Query the stack formation log messages#

pcluster get-cluster-stack-events --cluster-name cmaq2 --region us-east-2  --query 'events[?resourceStatus==`CREATE_FAILED`]'

Output

    "eventId": "FSX39ea84acf1fef629-CREATE_FAILED-2023-01-23T17:14:19.869Z",
    "physicalResourceId": "",
    "resourceStatus": "CREATE_FAILED",
    "resourceStatusReason": "Linking a Persistent 2 file system to an S3 bucket using the LustreConfiguraton is not supported. Create a file system and then create a data repository association to link S3 buckets to the file system. For more details, visit https://docs.aws.amazon.com/fsx/latest/LustreGuide/create-dra-linked-data-repo.html (Service: AmazonFSx; Status Code: 400; Error Code: BadRequest; Request ID: dd4df24a-0eed-4e94-8205-a9d5a9605aae; Proxy: null)",
    "resourceProperties": "{\"FileSystemTypeVersion\":\"2.12\",\"StorageCapacity\":\"1200\",\"FileSystemType\":\"LUSTRE\",\"LustreConfiguration\":{\"ImportPath\":\"s3://cmas-cmaq-conus2-benchmark\",\"DeploymentType\":\"PERSISTENT_2\",\"PerUnitStorageThroughput\":\"1000\"},\"SecurityGroupIds\":[\"sg-00ab9ad20ea71b395\"],\"SubnetIds\":[\"subnet-02800a67052ad340a\"],\"Tags\":[{\"Value\":\"name2\",\"Key\":\"Name\"}]}",
    "stackId": "arn:aws:cloudformation:us-east-2:440858712842:stack/cmaq2/561cc920-9b41-11ed-a8d2-0a9db28fc6a2",
    "stackName": "cmaq2",
    "logicalResourceId": "FSX39ea84acf1fef629",
    "resourceType": "AWS::FSx::FileSystem",
    "timestamp": "2023-01-23T17:14:19.869Z"

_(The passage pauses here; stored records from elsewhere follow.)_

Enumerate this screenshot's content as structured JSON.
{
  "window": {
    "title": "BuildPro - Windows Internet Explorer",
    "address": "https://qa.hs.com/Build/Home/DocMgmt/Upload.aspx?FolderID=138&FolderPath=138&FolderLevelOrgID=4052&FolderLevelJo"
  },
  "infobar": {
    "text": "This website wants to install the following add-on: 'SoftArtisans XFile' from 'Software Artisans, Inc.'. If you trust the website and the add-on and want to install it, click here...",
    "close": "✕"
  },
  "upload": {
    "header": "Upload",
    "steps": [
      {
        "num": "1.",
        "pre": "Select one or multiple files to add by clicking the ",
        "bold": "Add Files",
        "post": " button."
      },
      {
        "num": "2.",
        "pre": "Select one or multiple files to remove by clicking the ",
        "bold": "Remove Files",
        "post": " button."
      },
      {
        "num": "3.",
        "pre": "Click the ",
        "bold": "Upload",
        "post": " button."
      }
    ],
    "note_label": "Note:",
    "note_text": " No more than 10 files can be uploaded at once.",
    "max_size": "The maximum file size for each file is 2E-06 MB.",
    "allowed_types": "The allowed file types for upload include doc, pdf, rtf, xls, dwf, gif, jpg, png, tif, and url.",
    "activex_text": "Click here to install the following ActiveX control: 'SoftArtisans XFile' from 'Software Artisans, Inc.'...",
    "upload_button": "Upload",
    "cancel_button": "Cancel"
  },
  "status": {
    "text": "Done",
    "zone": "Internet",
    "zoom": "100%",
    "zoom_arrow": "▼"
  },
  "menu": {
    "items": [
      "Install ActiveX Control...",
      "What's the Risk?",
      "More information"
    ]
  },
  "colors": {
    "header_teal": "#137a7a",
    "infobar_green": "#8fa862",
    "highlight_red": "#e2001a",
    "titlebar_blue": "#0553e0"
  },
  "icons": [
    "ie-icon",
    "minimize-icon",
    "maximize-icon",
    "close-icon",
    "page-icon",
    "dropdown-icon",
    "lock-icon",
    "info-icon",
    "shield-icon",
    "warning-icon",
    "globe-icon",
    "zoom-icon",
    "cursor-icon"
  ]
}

Not sure the best way to set the VPC and security groups. Do you match the Parallel Cluster settings, or as the parallel cluster failed to build with the persistent2 lustre settings, do you create a new VPC and modify the yaml to have the parallel cluster use the VPC settings established when you create the lustre filesystem?